The version chosen for Disc 1 leaps out of the speakers at a blistering tempo. There’s no Tyner, and that seems like a prescient choice—of the four distinct versions on the double album, the two where Tyner lays out seem like the closest to realizing ‘Trane’s intention. Garrison is really holding things down—as stalwart as a well-built fortress against the sonic onslaught of Jones and Coltrane. ‘Trane’s virtually limitless palette of ideas holds up to close scrutiny. Each subsequent version of “Impressions” contains its own set of themes and avenues for extended development, and yet one can hear unifying threads that date back to his solo on the Miles Davis antecedent tune “So What,” from the epochal Kind of Blue.

The penultimate selection, “Slow Blues,” is perhaps the most accurately titled piece in the Coltrane canon. It proceeds in gloriously languid fashion, with an almost burlesque feel from ‘Trane’s tenor, the meaty low tones of Garrison’s bass and the pinpoint precision of Jones’s ride cymbal. If the blues represents every jazz man’s freedom to adhere or deviate from the concept of cliché, then Coltrane manages to argue both ends of that proposition in his lengthy solo, which transforms what could be trite in the hands of others into a deeper, more meaningful set of observations on the human condition. Tyner finally enters at the 6:00 minute mark—and he practically tattoos a remarkable doctoral thesis on the keys of the Van Gelder Steinway. It’s all raw, all grit, all blues.
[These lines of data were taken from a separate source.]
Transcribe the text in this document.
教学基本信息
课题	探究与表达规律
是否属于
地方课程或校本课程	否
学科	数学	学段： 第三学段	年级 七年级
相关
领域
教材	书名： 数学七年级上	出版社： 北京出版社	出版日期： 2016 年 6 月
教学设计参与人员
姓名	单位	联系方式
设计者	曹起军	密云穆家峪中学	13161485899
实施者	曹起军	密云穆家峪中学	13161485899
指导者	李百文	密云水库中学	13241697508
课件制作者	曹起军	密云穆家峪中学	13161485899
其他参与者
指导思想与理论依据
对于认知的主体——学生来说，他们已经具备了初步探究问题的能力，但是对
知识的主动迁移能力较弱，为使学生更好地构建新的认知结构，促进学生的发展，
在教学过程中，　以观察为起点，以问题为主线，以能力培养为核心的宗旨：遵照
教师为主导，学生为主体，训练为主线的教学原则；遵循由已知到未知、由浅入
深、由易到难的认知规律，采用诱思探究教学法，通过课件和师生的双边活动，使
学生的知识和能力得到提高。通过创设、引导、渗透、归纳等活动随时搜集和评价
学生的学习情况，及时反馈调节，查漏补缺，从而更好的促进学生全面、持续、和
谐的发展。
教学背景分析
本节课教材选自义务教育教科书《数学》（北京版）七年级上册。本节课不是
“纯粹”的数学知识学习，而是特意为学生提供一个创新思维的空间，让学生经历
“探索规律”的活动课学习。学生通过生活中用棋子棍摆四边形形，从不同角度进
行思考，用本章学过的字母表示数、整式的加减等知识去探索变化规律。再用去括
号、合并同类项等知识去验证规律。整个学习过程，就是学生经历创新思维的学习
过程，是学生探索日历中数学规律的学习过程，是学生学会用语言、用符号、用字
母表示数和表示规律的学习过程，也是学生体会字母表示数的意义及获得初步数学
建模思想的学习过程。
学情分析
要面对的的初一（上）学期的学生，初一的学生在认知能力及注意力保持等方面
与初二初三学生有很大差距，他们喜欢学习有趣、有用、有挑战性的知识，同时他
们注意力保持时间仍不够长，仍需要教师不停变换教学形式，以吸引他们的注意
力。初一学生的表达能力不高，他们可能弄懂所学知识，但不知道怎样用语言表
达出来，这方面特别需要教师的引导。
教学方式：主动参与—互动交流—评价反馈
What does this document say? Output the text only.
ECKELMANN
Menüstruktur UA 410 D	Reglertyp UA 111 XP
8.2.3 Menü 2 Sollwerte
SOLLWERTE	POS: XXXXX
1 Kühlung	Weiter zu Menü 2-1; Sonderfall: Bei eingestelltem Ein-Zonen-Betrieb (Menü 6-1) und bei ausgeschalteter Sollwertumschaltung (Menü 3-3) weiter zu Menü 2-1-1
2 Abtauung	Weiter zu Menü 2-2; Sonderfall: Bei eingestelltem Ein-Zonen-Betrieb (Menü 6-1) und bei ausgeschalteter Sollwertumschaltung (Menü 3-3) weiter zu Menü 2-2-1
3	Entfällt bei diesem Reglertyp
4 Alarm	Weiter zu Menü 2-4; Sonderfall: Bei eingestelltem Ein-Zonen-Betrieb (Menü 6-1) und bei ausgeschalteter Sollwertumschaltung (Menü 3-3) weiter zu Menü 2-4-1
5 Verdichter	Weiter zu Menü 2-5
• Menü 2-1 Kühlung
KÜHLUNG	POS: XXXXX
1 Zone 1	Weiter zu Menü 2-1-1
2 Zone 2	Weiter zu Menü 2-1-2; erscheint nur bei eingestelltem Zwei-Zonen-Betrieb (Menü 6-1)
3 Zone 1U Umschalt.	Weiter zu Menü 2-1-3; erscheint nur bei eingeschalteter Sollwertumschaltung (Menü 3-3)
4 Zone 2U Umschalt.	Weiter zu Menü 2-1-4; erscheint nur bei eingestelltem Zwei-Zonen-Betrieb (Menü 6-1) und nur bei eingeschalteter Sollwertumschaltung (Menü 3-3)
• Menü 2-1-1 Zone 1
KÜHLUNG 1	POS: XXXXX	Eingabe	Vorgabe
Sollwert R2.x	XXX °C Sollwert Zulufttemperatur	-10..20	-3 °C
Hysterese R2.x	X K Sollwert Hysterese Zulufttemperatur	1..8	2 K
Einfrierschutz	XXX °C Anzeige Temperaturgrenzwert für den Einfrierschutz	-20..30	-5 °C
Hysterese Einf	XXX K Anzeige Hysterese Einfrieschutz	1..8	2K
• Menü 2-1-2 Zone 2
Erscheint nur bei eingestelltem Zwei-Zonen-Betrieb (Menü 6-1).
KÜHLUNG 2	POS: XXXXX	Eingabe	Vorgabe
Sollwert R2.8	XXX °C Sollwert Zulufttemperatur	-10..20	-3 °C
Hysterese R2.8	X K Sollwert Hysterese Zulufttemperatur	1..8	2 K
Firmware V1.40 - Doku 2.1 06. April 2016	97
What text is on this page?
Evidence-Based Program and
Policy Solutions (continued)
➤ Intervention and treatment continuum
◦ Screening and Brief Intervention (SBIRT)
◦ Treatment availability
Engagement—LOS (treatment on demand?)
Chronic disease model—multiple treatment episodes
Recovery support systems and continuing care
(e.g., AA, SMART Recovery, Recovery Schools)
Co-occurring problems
Which brings us to the main disc closer, “One Up, One Down,” a fragmented melody built on an augmented triad. This is a classic example of where the Coltrane group was headed in the next few years—melodies based on scale partials or cells and an extreme emphasis placed upon the drums as a melodic force in and of itself. Jones and Coltrane trade eights for an extended period of time, leading ultimately to excellent, extended solos from bass and drums. It’s a tour de force, for sure, and the harbinger of future albums like Sunship and One Down, One Up (Live at the Half Note).

So, in closing, is Both Directions at Once: The Lost Album worthy of the hype? Absolutely. We may never come upon another unreleased Coltrane studio session of this quality, and the world can always learn something from Coltrane’s relentless quest for unity in his music.

Does it deserve mention alongside milestones like Giant Steps, Crescent, or A Love Supreme? No, but it is a wonderful glimpse into a single day in the evolution of the finest working group the jazz world has ever known. That’s more than enough for me.

One final thought: all of this and so much more of the many posthumous releases in the Coltrane catalog is only possible because of the wisdom, vision and courage of Coltrane’s Impulse producer Bob Thiele, who made sure the bandleader had access to the Van Gelder recording studio whenever he felt like recording, even though his contract called for just two albums a year. Label executives at the time howled in displeasure—perhaps the most myopic “business” posture ever. Kudos to Thiele for standing his ground when he had to and coming up with other creative solutions when all else failed.